Hallie H. McFadden, Chattanooga, Tennessee for the Appellants, Charles Boston, Jr., and Corrine
Boston.
Howard Barnwell, Chattanooga, Tennessee for the Appellee, Broderick Autry.
OPINION
Background
Plaintiff was married to Charles Boston’s daughter (“Pam”)1. Plaintiff claims that
he and Defendants entered into an oral agreement in 2000, for Plaintiff and Pam to purchase the
Property from Defendants. Plaintiff paid $2,000 to Mr. Boston and in return, Mr. Boston gave
Plaintiff an undated receipt showing that Plaintiff paid $2,000 on an account of $10,000 leaving a
balance of $8,000. This receipt stated that the $2,000 was paid for “down payment Ocoee.” The
receipt was signed by Charles Boston alone. No other writings were made in regard to the claimed
oral agreement.
Plaintiff and Pam made extensive repairs to the Property and eventually moved into
the house on the Property where they lived until Pam died “from cancer.” After Pam’s death,
Plaintiff attempted to tender the $8,000 balance to Defendants who refused to accept it. Defendants
denied ever making a contract to sell the Property to Plaintiff. Defendants sought a detainer warrant
and had Plaintiff evicted from the Property. Plaintiff then filed this suit. The case was tried without
a jury in January of 2005.
At trial, Plaintiff produced the original receipt as evidence of the alleged oral
agreement and testified regarding the circumstances surrounding the making of the contract.
Plaintiff testified:
me and my wife went to Wilson Street, and that’s where Mrs. Corrine was staying
with her daughter - - her and Mr. Boston at this time - - and it was like in 2000, and
I gave Mr. Boston a 2,000-dollar down payment on the property. His wife was
present.…She was present, and that was the first step as far as the property. That’s
what you asked about, right, how it first came about? I got the receipt.
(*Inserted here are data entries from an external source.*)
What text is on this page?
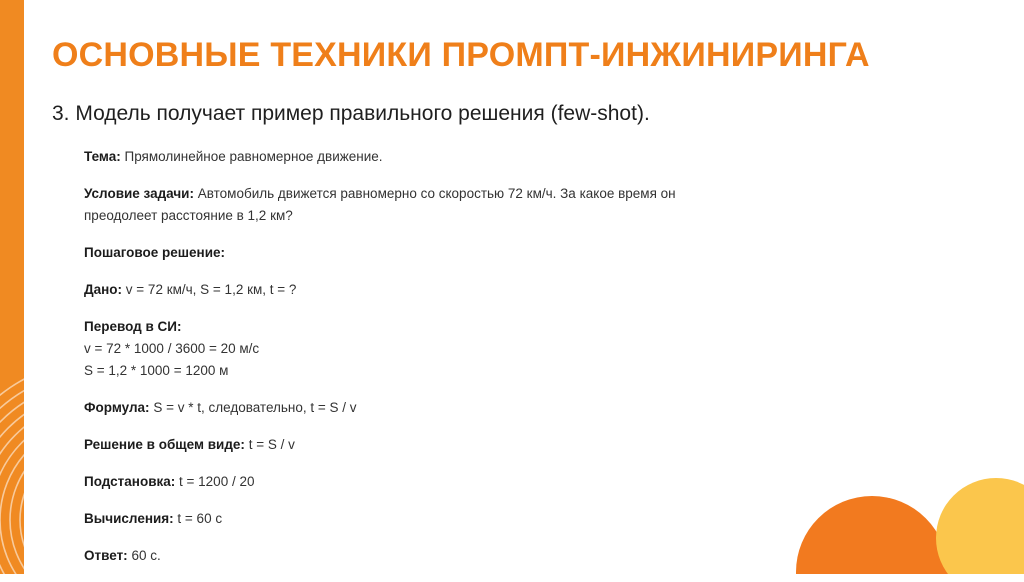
ОСНОВНЫЕ ТЕХНИКИ ПРОМПТ-ИНЖИНИРИНГА
3. Модель получает пример правильного решения (few-shot).

Тема: Прямолинейное равномерное движение.

Условие задачи: Автомобиль движется равномерно со скоростью 72 км/ч. За какое время он
преодолеет расстояние в 1,2 км?

Пошаговое решение:

Дано: v = 72 км/ч, S = 1,2 км, t = ?

Перевод в СИ:
v = 72 * 1000 / 3600 = 20 м/с
S = 1,2 * 1000 = 1200 м

Формула: S = v * t, следовательно, t = S / v

Решение в общем виде: t = S / v

Подстановка: t = 1200 / 20

Вычисления: t = 60 с

Ответ: 60 с.
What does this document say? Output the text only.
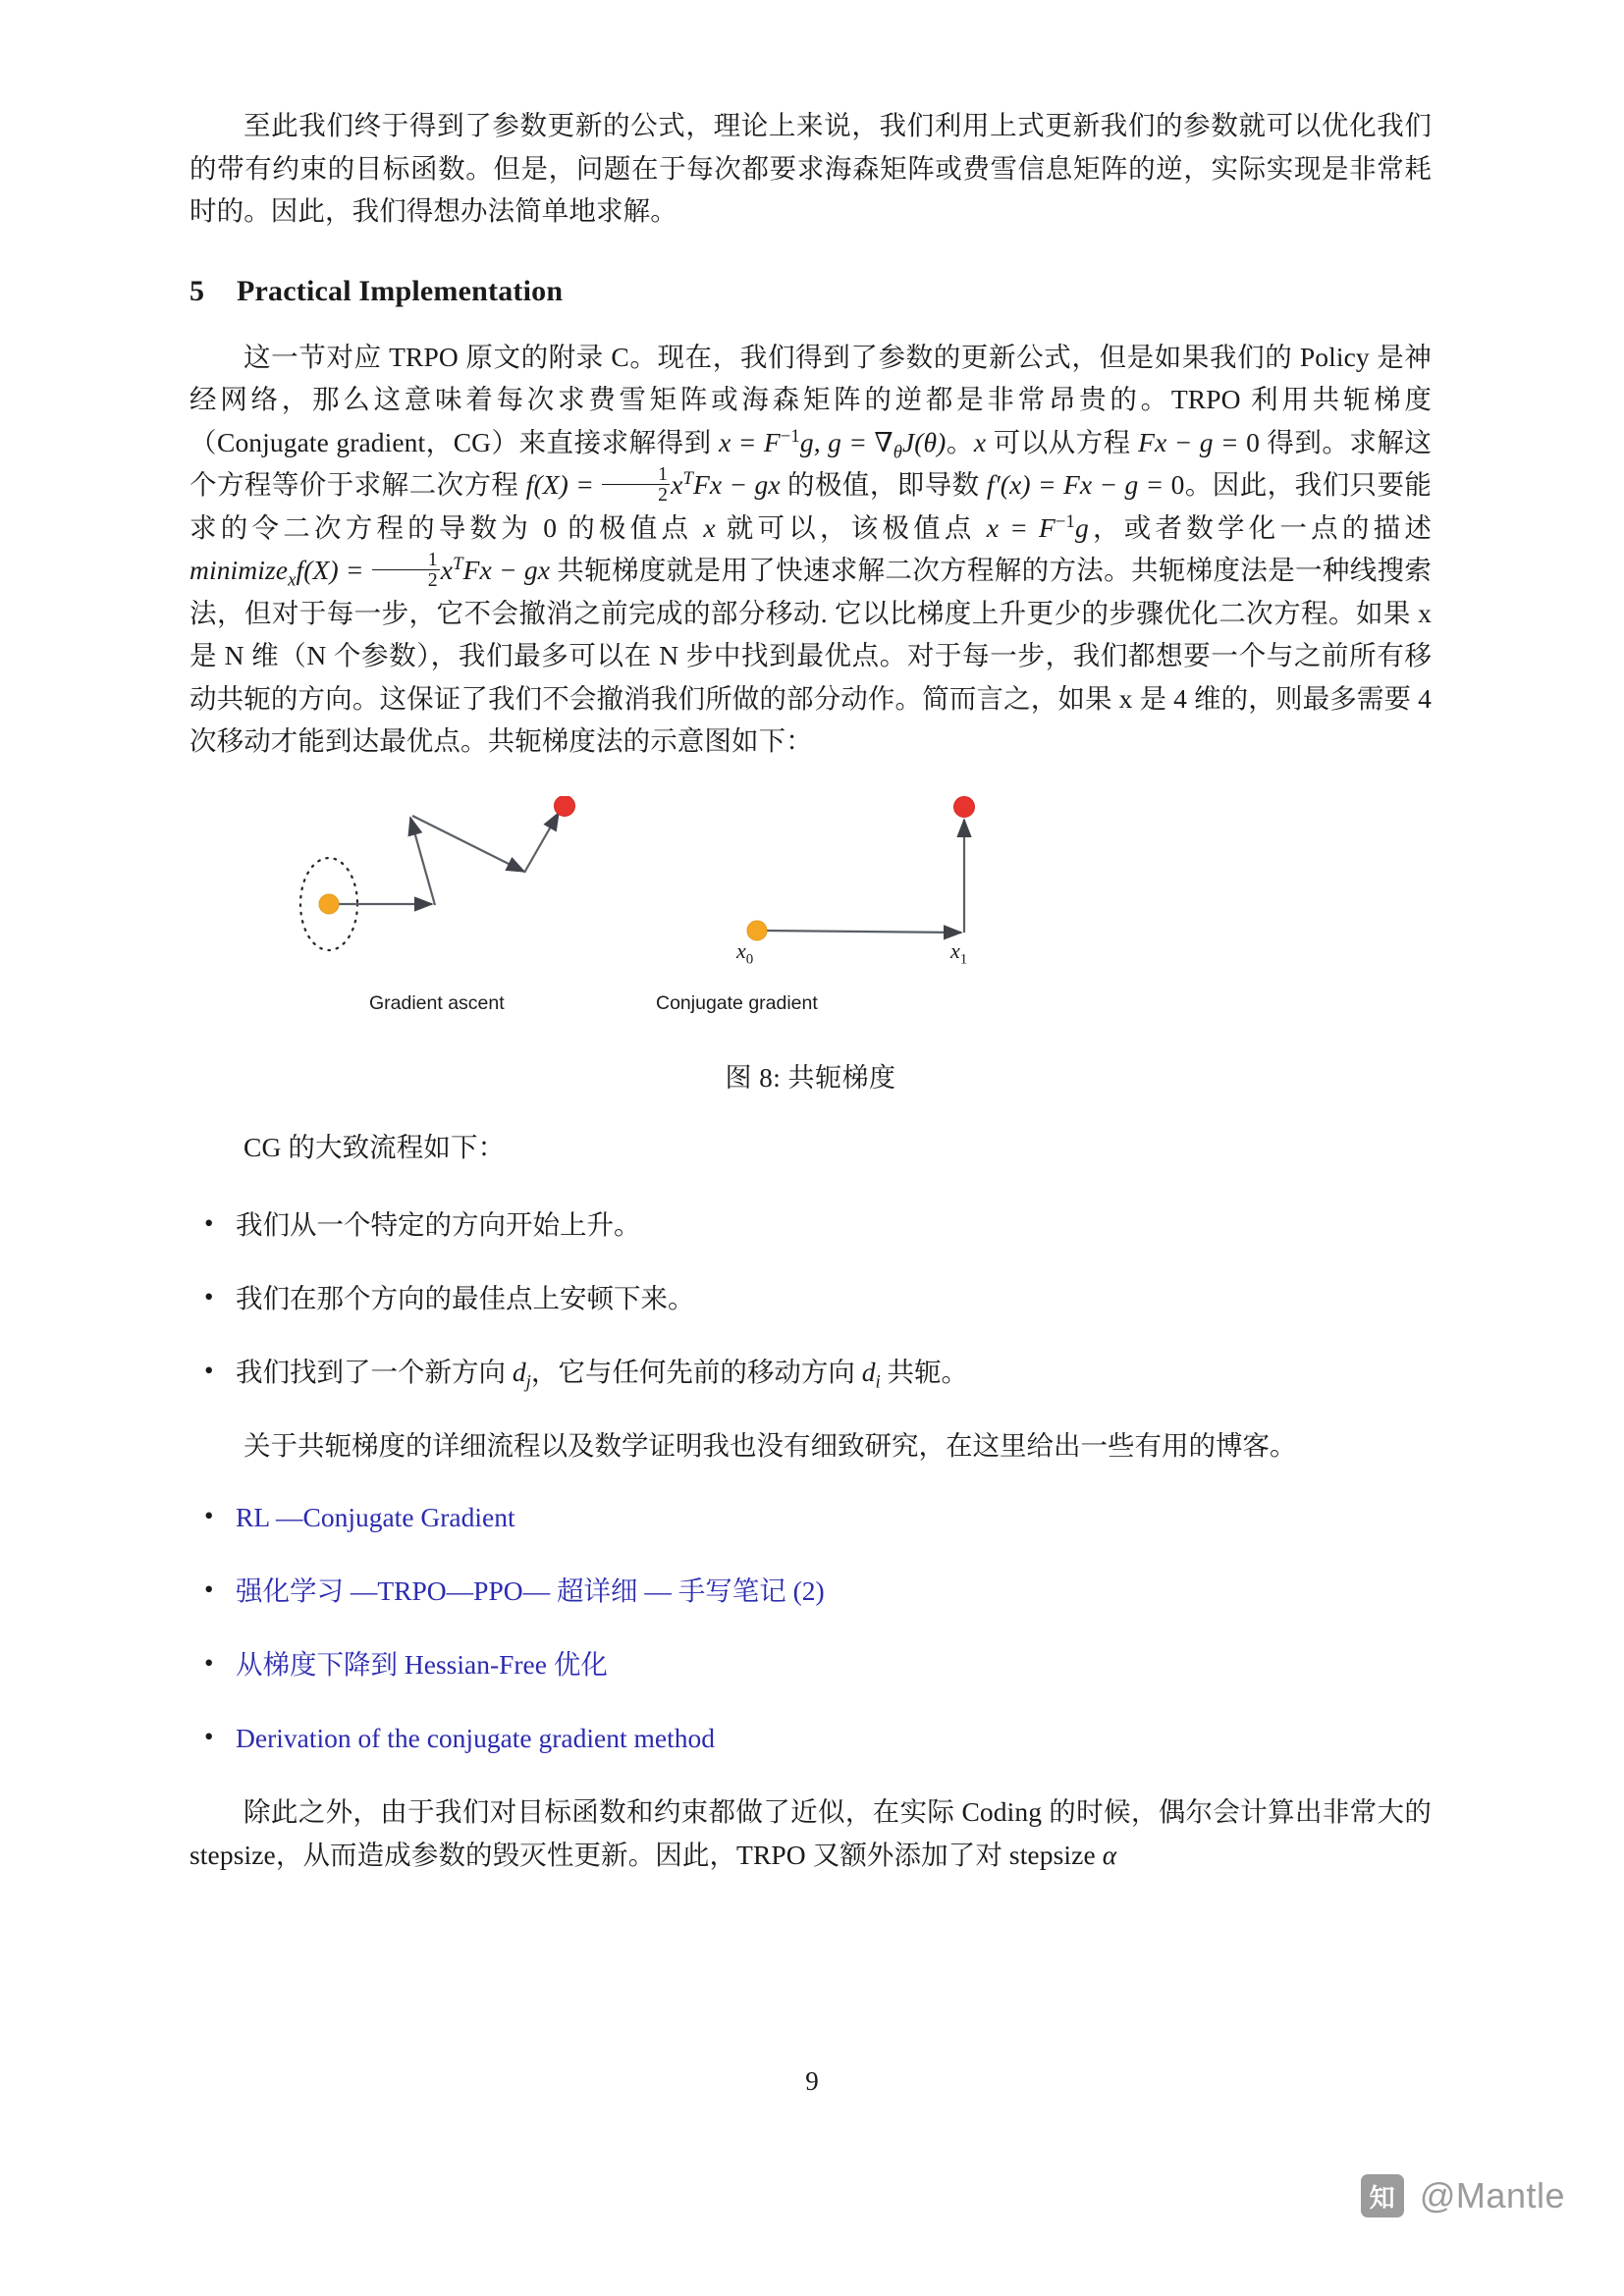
至此我们终于得到了参数更新的公式，理论上来说，我们利用上式更新我们的参数就可以优化我们的带有约束的目标函数。但是，问题在于每次都要求海森矩阵或费雪信息矩阵的逆，实际实现是非常耗时的。因此，我们得想办法简单地求解。

5 Practical Implementation

这一节对应 TRPO 原文的附录 C。现在，我们得到了参数的更新公式，但是如果我们的 Policy 是神经网络，那么这意味着每次求费雪矩阵或海森矩阵的逆都是非常昂贵的。TRPO 利用共轭梯度（Conjugate gradient，CG）来直接求解得到 $x = F^{-1}g$, $g = \nabla_\theta J(\theta)$。x 可以从方程 Fx − g = 0 得到。求解这个方程等价于求解二次方程 $f(X) = \frac{1}{2} x^TFx$ − gx 的极值，即导数 f′(x) = Fx − g = 0。因此，我们只要能求的令二次方程的导数为 0 的极值点 x 就可以，该极值点 $x = F^{-1}g$，或者数学化一点的描述 minimize$_x$f(X) = $\frac{1}{2} x^TFx$ − gx 共轭梯度就是用了快速求解二次方程解的方法。共轭梯度法是一种线搜索法，但对于每一步，它不会撤消之前完成的部分移动. 它以比梯度上升更少的步骤优化二次方程。如果 x 是 N 维（N 个参数），我们最多可以在 N 步中找到最优点。对于每一步，我们都想要一个与之前所有移动共轭的方向。这保证了我们不会撤消我们所做的部分动作。简而言之，如果 x 是 4 维的，则最多需要 4 次移动才能到达最优点。共轭梯度法的示意图如下：

$x_0$	$x_1$
Gradient ascent	Conjugate gradient
图 8: 共轭梯度

CG 的大致流程如下：

• 我们从一个特定的方向开始上升。
• 我们在那个方向的最佳点上安顿下来。
• 我们找到了一个新方向 $d_j$，它与任何先前的移动方向 $d_i$ 共轭。
关于共轭梯度的详细流程以及数学证明我也没有细致研究，在这里给出一些有用的博客。
• RL —Conjugate Gradient
• 强化学习 —TRPO—PPO— 超详细 — 手写笔记 (2)
• 从梯度下降到 Hessian-Free 优化
• Derivation of the conjugate gradient method

除此之外，由于我们对目标函数和约束都做了近似，在实际 Coding 的时候，偶尔会计算出非常大的 stepsize，从而造成参数的毁灭性更新。因此，TRPO 又额外添加了对 stepsize α

9
知 @Mantle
I got the
original receipt.
Plaintiff testified he paid the $2,000 prior to starting work on the Property and that
both Defendants were present when he paid this money. Plaintiff testified that he and both
Defendants discussed the fact that “I was giving them $2,000 down payment on the house on Ocoee
Street.” Plaintiff further testified that they also discussed at that time: “It was $10,000 for the whole
house. I gave him $2,000, and it left 8,000, and then he said give him $200 a month. That’s what
he wanted during that time.” Plaintiff testified that at the time he paid the $2,000, he and Pam were
taking care of Mr. Boston’s mother and were living at her house.
1
Pam Autry was the biological daughter of Mr. Boston, but was adopted by Mr. Boston’s mother making Pam
Autry legally Mr. Boston’s sister. For purposes of simplicity, we refer to Pam Autry in this Opinion by her first name
with no disrespect intended.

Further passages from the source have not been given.